The duties specific to a scenario where a company is experiencing financial difficulties are to be found in the provisions of sections 128 and 129 of the Act, dealing specifically with business rescue. These provisions provide that if the board of directors of a company has reasonable grounds to believe that the company is financially distressed, the board is obliged to consider whether it should resolve that the company voluntarily begin business rescue proceedings and place such company under supervision.

The term “reasonable grounds” is not defined. It is my view that this term must have been envisaged by the legislature to be a subjective test to be applied by the board of directors with reference to the specific circumstances of the company at the time and known to the board of directors.

The term “financially distressed” is however defined as being where the company at a point in time appears to be reasonably unlikely to pay all its debts as and when they fall due within the ensuing six months, or where a company appears to be reasonably likely to become insolvent within the immediately ensuing six months.

The term “insolvent” in the definition of “financially distressed” is unfortunately not defined by the drafters of the Act.   However, if one has regard to the judicial interpretation of the term “insolvent”, one finds references to the terms factual insolvency and commercial insolvency. Factual insolvency refers to the scenario where factually a company’s liabilities exceed its assets and commercial insolvency is where a company may be factually solvent but is nonetheless unable to pay its debts in the ordinary course of business.  I am of the view that the term insolvent must have been intended by the legislature to relate to commercial insolvency by virtue of the continued application of the winding up provisions of the 1973 Companies Act and the fact that commercial insolvency has been retained as one of the grounds for winding up, whilst factual insolvency, although often indicative of commercial insolvency, is not a ground for winding up. It follows thus that a company would be likely to be insolvent within the ensuing six months if it is likely that it will be unable to pay its debts, and this thus  equates to the company being reasonably unlikely to pay its debts as and when they fall due within the ensuing six months. Thus the alternative meaning provided for in the definition of “financial distress” in the Act, in my view, has the same meaning.

If the board of directors is of the view that the company is financially distressed, the duty to consider whether the company voluntarily begins business rescue proceedings and accordingly whether it should be placed under supervision is triggered. This entails a consideration and evaluation by the board as to whether there are reasonable grounds to believe that there is a reasonable prospect of rescuing the company. If there is no such reasonable prospect then the alternative that the board would have to consider is whether to wind-up the company. What is meant by the “reasonable prospect of rescuing the company” is also not defined nor are guidelines provided in the Act. It has been held by our courts to entail an objective test going beyond mere speculation.  There ought to be an evaluation of inter alia the cause of the distress and how such cause can be remedied, the costs of continuing to trade and source of funding to meet day to day expenditure. My view is that the board would only be in a position to conclude that there is a reasonable prospect of rescuing the company if it is able to formulate a workable and sustainable plan to do so, which would include the company having access to funding during its supervision.

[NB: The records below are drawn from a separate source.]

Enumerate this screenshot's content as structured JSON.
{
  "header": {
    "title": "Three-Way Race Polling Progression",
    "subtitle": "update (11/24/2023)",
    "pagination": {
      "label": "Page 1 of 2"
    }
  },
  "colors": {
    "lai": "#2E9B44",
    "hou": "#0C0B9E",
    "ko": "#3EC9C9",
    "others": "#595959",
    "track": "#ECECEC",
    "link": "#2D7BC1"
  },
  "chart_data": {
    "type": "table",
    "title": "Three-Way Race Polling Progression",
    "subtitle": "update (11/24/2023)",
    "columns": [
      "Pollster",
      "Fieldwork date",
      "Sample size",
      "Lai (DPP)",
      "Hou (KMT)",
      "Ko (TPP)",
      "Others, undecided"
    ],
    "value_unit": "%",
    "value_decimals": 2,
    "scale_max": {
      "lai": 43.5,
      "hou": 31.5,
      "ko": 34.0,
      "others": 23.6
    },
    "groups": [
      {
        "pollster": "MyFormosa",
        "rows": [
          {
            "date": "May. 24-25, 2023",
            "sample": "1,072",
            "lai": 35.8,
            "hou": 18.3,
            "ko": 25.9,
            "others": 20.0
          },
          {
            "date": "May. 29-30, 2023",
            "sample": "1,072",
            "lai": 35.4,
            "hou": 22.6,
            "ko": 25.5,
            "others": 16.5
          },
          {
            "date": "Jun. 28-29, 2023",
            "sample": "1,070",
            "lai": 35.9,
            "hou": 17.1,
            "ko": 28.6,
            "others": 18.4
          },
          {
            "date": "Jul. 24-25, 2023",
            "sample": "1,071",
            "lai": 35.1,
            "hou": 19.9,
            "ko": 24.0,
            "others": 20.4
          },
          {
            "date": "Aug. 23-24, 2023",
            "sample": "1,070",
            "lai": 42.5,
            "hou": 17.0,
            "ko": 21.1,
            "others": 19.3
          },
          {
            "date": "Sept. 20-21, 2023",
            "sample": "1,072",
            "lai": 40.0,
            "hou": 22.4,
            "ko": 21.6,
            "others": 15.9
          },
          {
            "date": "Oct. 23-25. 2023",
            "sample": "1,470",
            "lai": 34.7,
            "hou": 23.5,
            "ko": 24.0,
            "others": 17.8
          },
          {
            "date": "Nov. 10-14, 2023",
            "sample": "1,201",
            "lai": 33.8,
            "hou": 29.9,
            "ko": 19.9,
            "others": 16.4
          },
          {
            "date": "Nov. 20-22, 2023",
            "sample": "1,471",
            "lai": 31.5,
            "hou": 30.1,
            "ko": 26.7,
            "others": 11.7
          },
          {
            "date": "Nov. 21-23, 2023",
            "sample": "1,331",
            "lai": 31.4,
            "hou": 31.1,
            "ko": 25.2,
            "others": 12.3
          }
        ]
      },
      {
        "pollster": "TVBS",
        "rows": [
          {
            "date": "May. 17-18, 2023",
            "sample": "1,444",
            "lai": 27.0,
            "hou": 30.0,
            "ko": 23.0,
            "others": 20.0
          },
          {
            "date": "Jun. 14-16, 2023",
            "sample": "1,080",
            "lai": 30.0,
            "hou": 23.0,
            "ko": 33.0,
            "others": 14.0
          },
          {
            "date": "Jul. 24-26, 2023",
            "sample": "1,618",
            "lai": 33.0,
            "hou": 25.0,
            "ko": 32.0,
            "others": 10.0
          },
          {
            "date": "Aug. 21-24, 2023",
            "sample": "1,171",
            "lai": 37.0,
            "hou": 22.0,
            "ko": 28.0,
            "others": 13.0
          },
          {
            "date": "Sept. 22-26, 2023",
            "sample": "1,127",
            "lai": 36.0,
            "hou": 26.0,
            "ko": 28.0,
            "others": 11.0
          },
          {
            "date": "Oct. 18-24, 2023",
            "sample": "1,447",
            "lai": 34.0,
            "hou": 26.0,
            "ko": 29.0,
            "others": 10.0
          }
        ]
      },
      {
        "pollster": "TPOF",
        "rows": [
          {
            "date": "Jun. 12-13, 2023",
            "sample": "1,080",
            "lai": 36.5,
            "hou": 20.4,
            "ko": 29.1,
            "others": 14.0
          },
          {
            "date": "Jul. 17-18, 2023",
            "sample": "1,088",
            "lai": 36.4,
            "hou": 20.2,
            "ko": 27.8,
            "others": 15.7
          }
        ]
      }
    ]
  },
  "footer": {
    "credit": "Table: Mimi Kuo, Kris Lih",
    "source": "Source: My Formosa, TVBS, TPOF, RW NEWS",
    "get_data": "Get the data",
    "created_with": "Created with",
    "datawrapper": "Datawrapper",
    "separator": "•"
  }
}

If the board of directors decides not to pass a resolution that the company voluntarily begin business rescue proceedings and accordingly be placed under supervision, the board is obliged to deliver a written notice to shareholders, creditors and employees or their representatives setting out the basis of the company’s financial distress and the board’s reason for not adopting the resolution. The effect of delivering such notice would practically result in creditors refusing to extend further credit, banks withdrawing facilities and key employees resigning. It would also provide unassailable grounds for a creditor to institute winding-up proceedings which has its own pitfalls for a company. Although it seems that the intention is to give affected parties notice so that they have an opportunity, given the board’s election not to proceed with voluntary business rescue, to bring business rescue proceedings, it is difficult to envisage how these provisions could ever be effectively implemented. In this regard, should the board elect not to resolve to place the company under supervision they, in my view, have a duty to proceed to wind up the company.

Thus it is crucial that when a company is in financial difficulty that the directors comply with their duties set forth in the Act to avoid personal liability.